La mancata accettazione (al di là della mera firma su un foglio di carta) da parte del lavoratore dell’incarico, comporta delle inevitabili conseguenze nella gestione del rapporto di lavoro e che si producono su diversi piani: violazione del generale dovere di lealtà e correttezza nell’esecuzione del rapporto, inadempimento dei doveri contrattuali, integrazione di condotta disciplinarmente rilevante.
Invero, l’art. 24 GDPR impone al Titolare del trattamento di adottare “misure tecniche e organizzative adeguate per garantire, ed essere in grado di dimostrare, che il trattamento è effettuato conformemente al presente regolamento”
Sostanzialmente viene imposto alle Aziende di organizzarsi in modo da assicurare il legittimo trattamento dei dati e di essere in grado di provare in qualsiasi momento (“dimostrare”) di aver adottato tali misure organizzative.
D’altro canto, l’articolo 32, paragrafo 4, del GDPR, relativo alla sicurezza del trattamento dei dati personali, prevede che il titolare del trattamento adotti misure per garantire che qualsiasi persona fisica che agisca sotto la sua autorità e abbia accesso a dati personali, non li tratti, se non su istruzione del titolare del trattamento, a meno che non vi sia obbligata dal diritto dell’Unione o degli Stati membri.
Conclusioni e best-practices
In forza di quanto detto, dunque, le Aziende devono garantire che il trattamento dei dati effettuato dai propri incaricati/designati avvenga nel rispetto degli obblighi di legge, dal momento che le stesse rispondono direttamente e a ogni effetto verso le persone fisiche i cui dati personali siano stati trattati illegittimamente dai propri incaricati.
Per invocare l’esonero di responsabilità, è in primo luogo necessario che le Aziende formino adeguatamente i propri designati al trattamento e aggiornino periodicamente tale formazione; adottando inoltre misure organizzative che consentano di verificare l’osservanza delle direttive datoriali, al fine di poter “dimostrare” che i propri dipendenti trattino i dati personali altrui in modo legittimo.
E’ quindi chiaro, l’onere della prova grava in capo alle Aziende in tema di trattamento dati.
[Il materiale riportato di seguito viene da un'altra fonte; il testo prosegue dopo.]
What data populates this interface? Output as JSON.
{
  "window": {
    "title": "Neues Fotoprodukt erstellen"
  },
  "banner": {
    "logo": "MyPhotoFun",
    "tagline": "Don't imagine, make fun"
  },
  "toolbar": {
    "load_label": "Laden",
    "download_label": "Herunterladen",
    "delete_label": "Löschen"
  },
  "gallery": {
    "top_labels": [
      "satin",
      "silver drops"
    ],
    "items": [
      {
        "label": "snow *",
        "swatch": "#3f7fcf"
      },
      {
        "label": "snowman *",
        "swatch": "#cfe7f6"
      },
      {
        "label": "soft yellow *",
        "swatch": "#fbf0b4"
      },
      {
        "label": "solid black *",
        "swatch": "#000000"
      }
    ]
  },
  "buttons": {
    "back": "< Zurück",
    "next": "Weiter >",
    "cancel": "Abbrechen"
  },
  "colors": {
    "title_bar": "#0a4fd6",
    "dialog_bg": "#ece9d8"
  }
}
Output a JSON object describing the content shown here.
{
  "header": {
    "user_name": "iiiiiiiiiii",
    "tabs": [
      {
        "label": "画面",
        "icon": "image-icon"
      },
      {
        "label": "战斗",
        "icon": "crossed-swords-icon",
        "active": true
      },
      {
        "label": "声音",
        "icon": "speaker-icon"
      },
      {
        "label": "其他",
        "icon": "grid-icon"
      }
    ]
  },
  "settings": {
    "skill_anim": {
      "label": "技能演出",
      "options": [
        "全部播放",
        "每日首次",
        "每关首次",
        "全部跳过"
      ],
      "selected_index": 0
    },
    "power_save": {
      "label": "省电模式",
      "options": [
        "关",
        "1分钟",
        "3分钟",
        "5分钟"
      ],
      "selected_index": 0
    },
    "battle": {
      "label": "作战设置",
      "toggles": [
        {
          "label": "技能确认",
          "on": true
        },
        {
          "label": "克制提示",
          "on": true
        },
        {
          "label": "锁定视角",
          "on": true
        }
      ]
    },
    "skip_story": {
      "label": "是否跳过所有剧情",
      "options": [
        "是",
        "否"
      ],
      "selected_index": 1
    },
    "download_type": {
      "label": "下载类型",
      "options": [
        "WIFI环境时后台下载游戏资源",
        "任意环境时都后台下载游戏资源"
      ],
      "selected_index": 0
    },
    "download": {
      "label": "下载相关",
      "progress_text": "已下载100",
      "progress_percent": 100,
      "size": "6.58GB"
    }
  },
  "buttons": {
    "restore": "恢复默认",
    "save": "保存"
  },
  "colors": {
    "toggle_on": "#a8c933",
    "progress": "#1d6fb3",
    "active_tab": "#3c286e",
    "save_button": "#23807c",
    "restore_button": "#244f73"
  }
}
Pertanto, cercando di facilitare i conseguenti adempimenti, suggeriamo di osservare i punti come di seguito elencati:
1.Individuare i soggetti che trattato dati personali per conto del datore di lavoro, al fine di eseguire la prestazione lavorativa;
2. Nominare formalmente tali soggetti;
3. Istruire e formare in merito al corretto trattamento dei dati, delimitando il perimetro dello stesso;
4. Eseguire audit periodici per verificare che le istruzioni siano seguite correttamente, documentare eventuali discrepanze e implementare piani di correzione (come la pianificazione di formazioni mirate e, se necessario, l’adozione di provvedimenti disciplinari).